Ein illegaler Migrant mit Abschiebungsanordnung wurde diese Woche in Frankreich unter dem Verdacht festgenommen, eine 90-jährige Frau vergewaltigt zu haben.
Die Staatsanwälte von Nizza teilten am Samstagabend mit, dass sie einen 29-jährigen illegalen Migranten aus Tunesien wegen der angeblichen “Vergewaltigung einer hilfsbedürftigen Person” festgenommen haben.
Der Illegale, der zum Zeitpunkt seiner Festnahme positiv auf Kokain und Cannabis getestet wurde, gab zu, die Wohnung der 90-jährigen Frau betreten zu haben, bestritt jedoch, sie vergewaltigt zu haben, so Le Figaro.
Die Zeitung berichtete, dass am Donnerstagabend die Polizei vom mutmaßlichen Opfer zum Tatort gerufen wurde, das ihnen mitteilte, dass sie “mehrere Penetrationsakte” erlitten habe und mit Verletzungen an Armen, Händen und Beinen ins Krankenhaus eingeliefert wurde.
Der Verdächtige wurde schnell in einer benachbarten Wohnung neben dem mutmaßlichen Opfer zusammen mit anderen illegalen Einwanderern entdeckt
Obwohl er Berichten zufolge kein Vorstrafenregister hatte, hatte der 29-jährige Verdächtige zuvor eine OQTF-Anordnung (Obligation de Quitter le Territoire Français) erhalten, die seine Abschiebung aus Frankreich verlangte.
Das Abschiebungssystem in Frankreich steht in den letzten Jahren unter intensiver Beobachtung, wegen mehreren hochkarätigen Verbrechen begangen durch Migranten mit OQTF-Anordnungen, darunter die Ermordung der 19-jährigen Studentin Philippine Le Noir de Carlan in Paris im Jahr 2024.
Die Regierung hat eine miserable Bilanz bei der Abschiebung von Migranten mit OQTF-Anordnung, wobei 2002 nur 9.160 der 134.000 Illegalen mit Abschiebungsbefehlen aus dem Land gewiesen wurden – eine Erfolgsquote von nur 6,9 Prozent.

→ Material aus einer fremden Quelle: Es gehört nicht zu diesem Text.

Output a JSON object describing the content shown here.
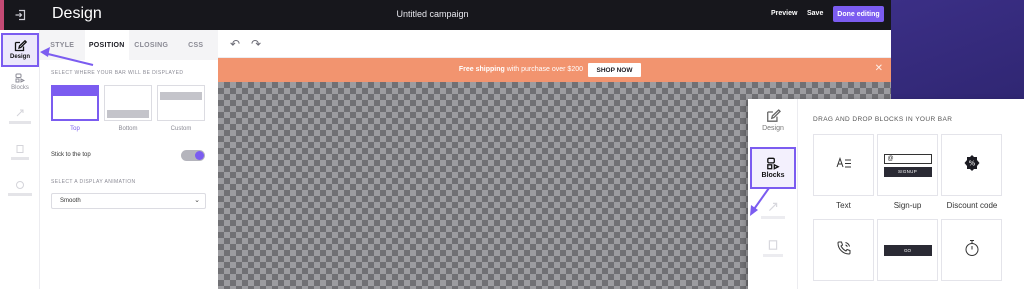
{
  "header": {
    "title": "Design",
    "campaign_name": "Untitled campaign",
    "preview_label": "Preview",
    "save_label": "Save",
    "done_label": "Done editing"
  },
  "left_rail": {
    "items": [
      {
        "label": "Design",
        "icon": "edit-icon",
        "active": true
      },
      {
        "label": "Blocks",
        "icon": "blocks-icon",
        "active": false
      }
    ]
  },
  "panel": {
    "tabs": [
      "STYLE",
      "POSITION",
      "CLOSING",
      "CSS"
    ],
    "active_tab": "POSITION",
    "position_label": "SELECT WHERE YOUR BAR WILL BE DISPLAYED",
    "position_options": [
      "Top",
      "Bottom",
      "Custom"
    ],
    "selected_position": "Top",
    "stick_label": "Stick to the top",
    "stick_enabled": true,
    "animation_label": "SELECT A DISPLAY ANIMATION",
    "animation_value": "Smooth"
  },
  "promo_bar": {
    "bold_text": "Free shipping",
    "text": " with purchase over $200",
    "button_label": "SHOP NOW",
    "background": "#f2946f"
  },
  "blocks_popup": {
    "rail": [
      {
        "label": "Design",
        "icon": "edit-icon"
      },
      {
        "label": "Blocks",
        "icon": "blocks-icon",
        "active": true
      }
    ],
    "heading": "DRAG AND DROP BLOCKS IN YOUR BAR",
    "blocks": [
      {
        "label": "Text",
        "icon": "text-icon"
      },
      {
        "label": "Sign-up",
        "icon": "signup-form-icon",
        "inner_button": "SIGNUP"
      },
      {
        "label": "Discount code",
        "icon": "discount-badge-icon"
      },
      {
        "label": "",
        "icon": "phone-call-icon"
      },
      {
        "label": "",
        "icon": "button-block-icon",
        "inner_button": "GO"
      },
      {
        "label": "",
        "icon": "timer-icon"
      }
    ]
  },
  "colors": {
    "accent": "#7b5cf0",
    "topbar": "#17171c",
    "promo": "#f2946f"
  }
}
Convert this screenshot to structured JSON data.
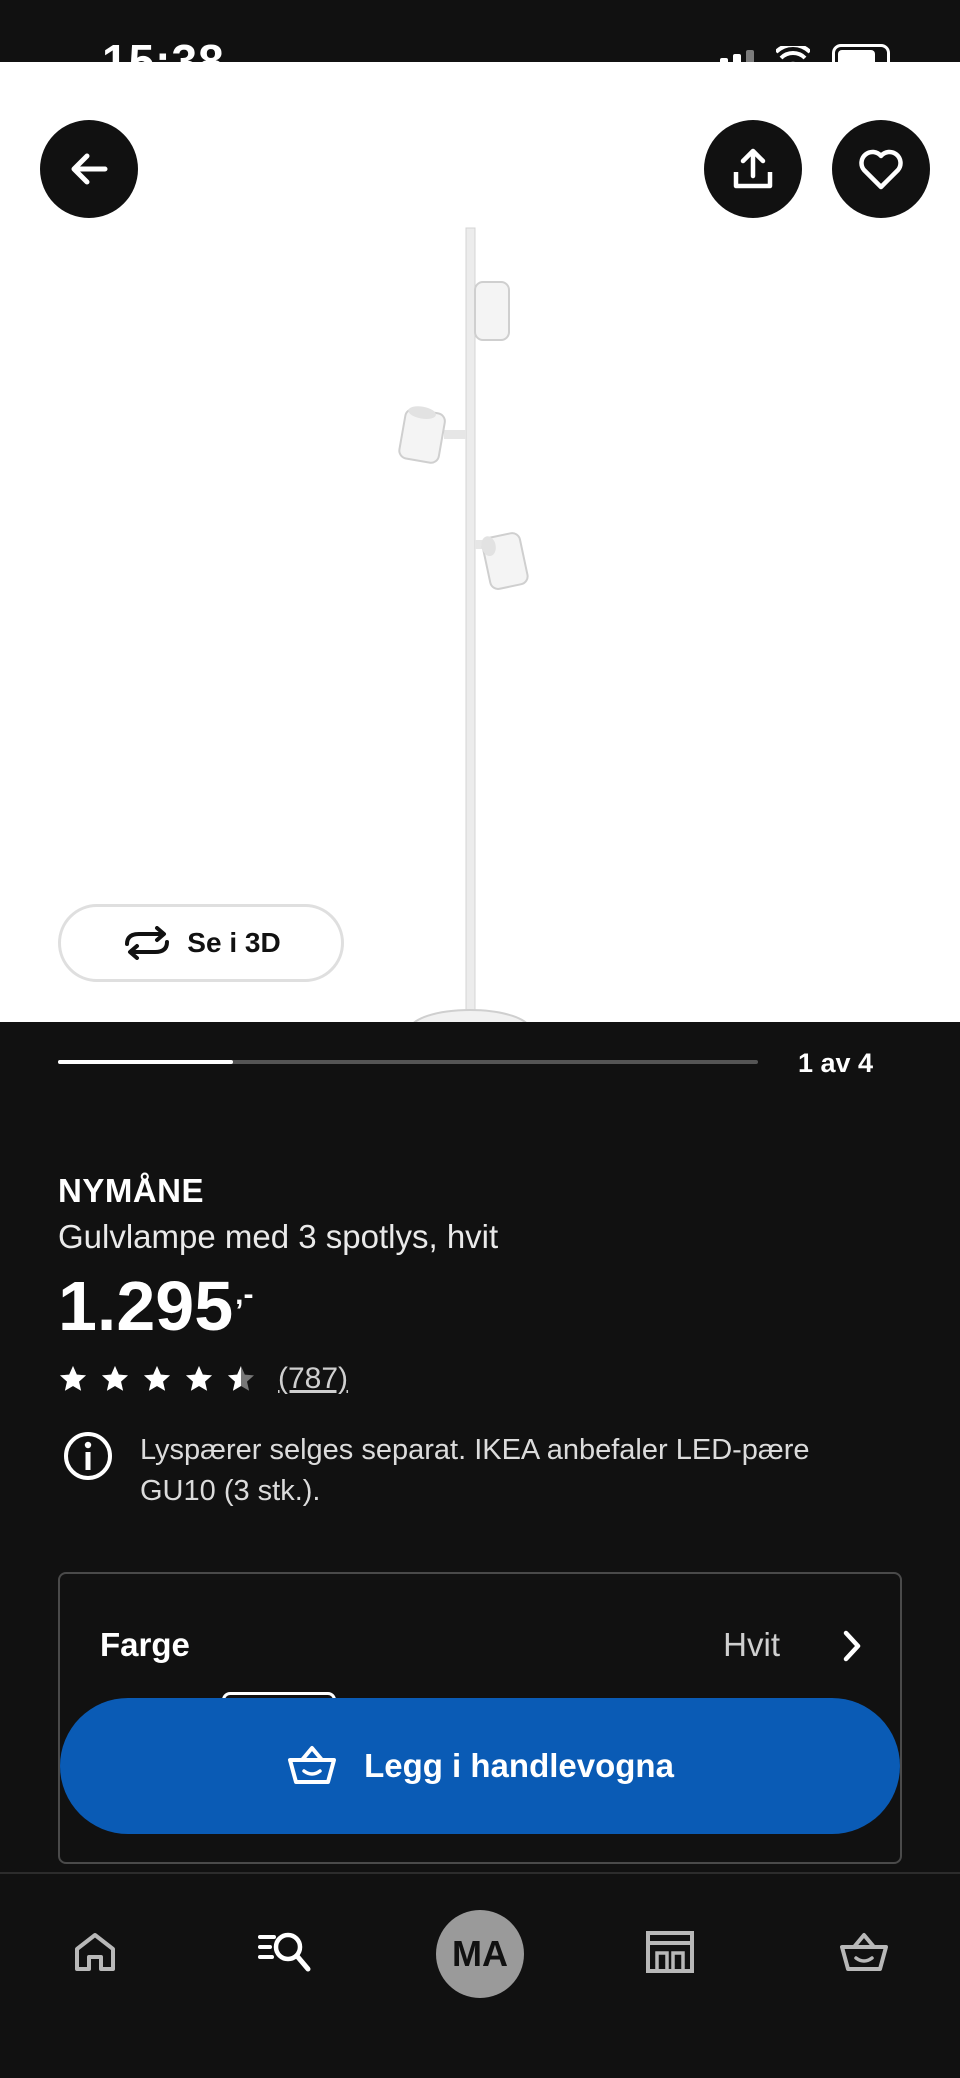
{
  "status_bar": {
    "time": "15:38"
  },
  "product": {
    "brand": "NYMÅNE",
    "description": "Gulvlampe med 3 spotlys, hvit",
    "price": "1.295",
    "price_suffix": ",-",
    "rating": 4.5,
    "rating_max": 5,
    "review_count": "(787)",
    "notice": "Lyspærer selges separat. IKEA anbefaler LED-pære GU10 (3 stk.)."
  },
  "gallery": {
    "see_3d_label": "Se i 3D",
    "pager": "1 av 4",
    "current": 1,
    "total": 4
  },
  "variant": {
    "label": "Farge",
    "value": "Hvit"
  },
  "cart": {
    "add_label": "Legg i handlevogna"
  },
  "nav": {
    "avatar_initials": "MA"
  },
  "icons": {
    "back": "arrow-left-icon",
    "share": "share-icon",
    "favorite": "heart-icon",
    "rotate": "rotate-3d-icon",
    "info": "info-icon",
    "chevron": "chevron-right-icon",
    "basket": "basket-icon",
    "home": "home-icon",
    "search": "search-icon",
    "store": "store-icon"
  },
  "colors": {
    "background": "#111111",
    "primary_button": "#0a5bb5"
  }
}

Die enttäuschende Quote der Pariser Regierung hat zu einer steigenden Nachfrage nach Migrationsreformen geführt. Laut einer Umfrage im Oktober würden neun von zehn französischen Wählern ein Programm unterstützen, Migranten mit Abschiebungsanordnungen im Gefängnis festzuhalten, bis sie aus dem Land entfernt werden.